Chandrakala Venkat Reddy is 20. She lives in Bijapur with her mother. She lost her husband a year ago in a bus accident near Alamatti in Bagalkot district. The Government sanctioned compensation to all the 50 killed in the accident, except her husband Venkat Reddy who drove the bus. She has been visiting the Vidhana Soudha seeking relief but in vain.

Ramanna Biradar and Basavaraj Shankarappa are physically challenged. However, their names do not appear in the Government's list of disabled persons in Bidar taluk. Hence, they do not get the monthly pension given by the Government to the disabled.

Five-hour wait

All these and many people such people turned up to plead their case before Chief Minister H.D. Kumaraswamy during the Janata Darshan in Humnabad on Tuesday. The nearly 1,500 people waited for over five hours at the Inspection Bungalow, for the Chief Minister to arrive. The Janata Darshan went on for over three hours. The queue moved slowly and most of the people came with a letter typed in Kannada. They folded their hands, prostrated, and even cried endlessly while trying to explain their problems and worries.

Issues bothering the physically challenged dominated the Janata Darshan.

Next in line were complaints about pensions for senior citizens and widows.

There were many who sought employment. And there were some just demanding on-the-spot financial assistance.

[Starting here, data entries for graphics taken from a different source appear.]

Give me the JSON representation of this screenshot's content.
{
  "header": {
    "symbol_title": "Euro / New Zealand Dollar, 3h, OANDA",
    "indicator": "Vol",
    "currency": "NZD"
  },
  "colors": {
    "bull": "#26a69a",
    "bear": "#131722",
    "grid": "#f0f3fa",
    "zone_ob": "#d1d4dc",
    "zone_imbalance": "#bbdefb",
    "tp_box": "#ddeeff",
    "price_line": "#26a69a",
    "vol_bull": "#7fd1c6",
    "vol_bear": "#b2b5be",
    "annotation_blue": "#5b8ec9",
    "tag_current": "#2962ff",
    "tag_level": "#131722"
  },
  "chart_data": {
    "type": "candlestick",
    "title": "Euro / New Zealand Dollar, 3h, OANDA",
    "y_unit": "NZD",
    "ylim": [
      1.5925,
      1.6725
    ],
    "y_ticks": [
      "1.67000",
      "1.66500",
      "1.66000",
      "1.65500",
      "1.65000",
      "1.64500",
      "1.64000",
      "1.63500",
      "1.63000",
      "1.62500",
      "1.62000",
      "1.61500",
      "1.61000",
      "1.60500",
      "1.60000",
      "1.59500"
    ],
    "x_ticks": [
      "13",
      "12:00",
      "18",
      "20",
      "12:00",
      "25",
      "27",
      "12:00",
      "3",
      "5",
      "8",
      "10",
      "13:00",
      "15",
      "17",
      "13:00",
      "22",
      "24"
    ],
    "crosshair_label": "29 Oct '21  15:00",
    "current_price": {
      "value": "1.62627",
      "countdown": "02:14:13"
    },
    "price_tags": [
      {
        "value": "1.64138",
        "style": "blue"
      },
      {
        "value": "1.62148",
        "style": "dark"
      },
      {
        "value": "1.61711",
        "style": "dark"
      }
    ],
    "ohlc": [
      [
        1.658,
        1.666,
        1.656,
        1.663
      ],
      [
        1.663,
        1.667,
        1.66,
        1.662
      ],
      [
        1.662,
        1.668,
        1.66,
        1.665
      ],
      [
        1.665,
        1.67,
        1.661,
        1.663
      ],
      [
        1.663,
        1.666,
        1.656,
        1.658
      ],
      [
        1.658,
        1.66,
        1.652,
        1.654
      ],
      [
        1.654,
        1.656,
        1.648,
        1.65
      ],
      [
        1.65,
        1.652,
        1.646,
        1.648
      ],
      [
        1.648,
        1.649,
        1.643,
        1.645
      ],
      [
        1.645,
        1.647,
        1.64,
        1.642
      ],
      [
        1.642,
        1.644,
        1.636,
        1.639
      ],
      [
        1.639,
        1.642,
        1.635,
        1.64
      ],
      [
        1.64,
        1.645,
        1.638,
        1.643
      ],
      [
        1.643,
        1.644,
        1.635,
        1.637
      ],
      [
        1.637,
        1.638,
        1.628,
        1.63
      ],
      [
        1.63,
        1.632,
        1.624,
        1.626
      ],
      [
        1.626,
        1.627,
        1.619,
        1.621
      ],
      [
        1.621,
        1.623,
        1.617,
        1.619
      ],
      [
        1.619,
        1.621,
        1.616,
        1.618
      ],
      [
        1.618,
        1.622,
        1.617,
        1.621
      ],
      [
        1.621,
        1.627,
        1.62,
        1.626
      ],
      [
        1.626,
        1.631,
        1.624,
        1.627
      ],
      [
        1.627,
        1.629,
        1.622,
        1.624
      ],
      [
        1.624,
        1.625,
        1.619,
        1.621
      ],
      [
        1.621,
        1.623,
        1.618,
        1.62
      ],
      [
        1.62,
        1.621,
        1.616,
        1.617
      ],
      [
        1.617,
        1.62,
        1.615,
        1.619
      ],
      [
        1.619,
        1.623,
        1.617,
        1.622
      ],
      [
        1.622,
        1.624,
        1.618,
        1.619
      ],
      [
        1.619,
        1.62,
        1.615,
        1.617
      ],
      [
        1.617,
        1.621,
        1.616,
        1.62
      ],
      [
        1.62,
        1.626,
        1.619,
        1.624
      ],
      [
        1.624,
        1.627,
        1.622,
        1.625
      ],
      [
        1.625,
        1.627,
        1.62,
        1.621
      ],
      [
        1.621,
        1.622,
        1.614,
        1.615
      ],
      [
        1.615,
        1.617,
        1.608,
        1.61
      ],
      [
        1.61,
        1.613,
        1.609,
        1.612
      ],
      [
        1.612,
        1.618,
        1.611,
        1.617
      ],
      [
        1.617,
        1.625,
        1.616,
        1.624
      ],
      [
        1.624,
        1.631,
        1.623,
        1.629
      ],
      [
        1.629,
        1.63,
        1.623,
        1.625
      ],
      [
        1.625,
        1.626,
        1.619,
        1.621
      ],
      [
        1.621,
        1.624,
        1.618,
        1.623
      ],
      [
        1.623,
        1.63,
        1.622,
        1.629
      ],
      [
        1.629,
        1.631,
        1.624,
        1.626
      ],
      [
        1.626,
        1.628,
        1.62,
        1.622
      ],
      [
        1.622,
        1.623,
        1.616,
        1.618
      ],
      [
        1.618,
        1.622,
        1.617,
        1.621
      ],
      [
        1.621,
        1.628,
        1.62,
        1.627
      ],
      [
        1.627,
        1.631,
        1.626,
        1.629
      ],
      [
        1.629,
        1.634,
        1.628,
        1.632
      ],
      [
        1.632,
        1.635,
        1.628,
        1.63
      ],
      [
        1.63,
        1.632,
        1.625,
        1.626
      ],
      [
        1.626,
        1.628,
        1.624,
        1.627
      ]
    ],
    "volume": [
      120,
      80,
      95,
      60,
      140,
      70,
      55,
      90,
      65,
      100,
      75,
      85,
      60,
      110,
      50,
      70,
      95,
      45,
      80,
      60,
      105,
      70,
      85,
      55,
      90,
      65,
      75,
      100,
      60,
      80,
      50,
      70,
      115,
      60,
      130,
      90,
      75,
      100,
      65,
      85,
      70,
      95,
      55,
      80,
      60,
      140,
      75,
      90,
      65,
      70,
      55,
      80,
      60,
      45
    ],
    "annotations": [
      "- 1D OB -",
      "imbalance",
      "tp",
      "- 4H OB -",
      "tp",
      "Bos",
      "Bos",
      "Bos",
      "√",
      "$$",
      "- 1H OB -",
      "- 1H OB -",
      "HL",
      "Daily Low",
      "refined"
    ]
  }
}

Mr. Kumaraswamy received memoranda, assured them of action and asked his staff to document and file the complaints.

He promised to put Kalavati in a boarding school, help Shankarevva get a loan, promised Indumati of quick regularisation, Chandrakala of relief and monthly pension to Mr. Biradar and

Mr. Shankarappa. He directed the district officials to monitor the progress made in their case.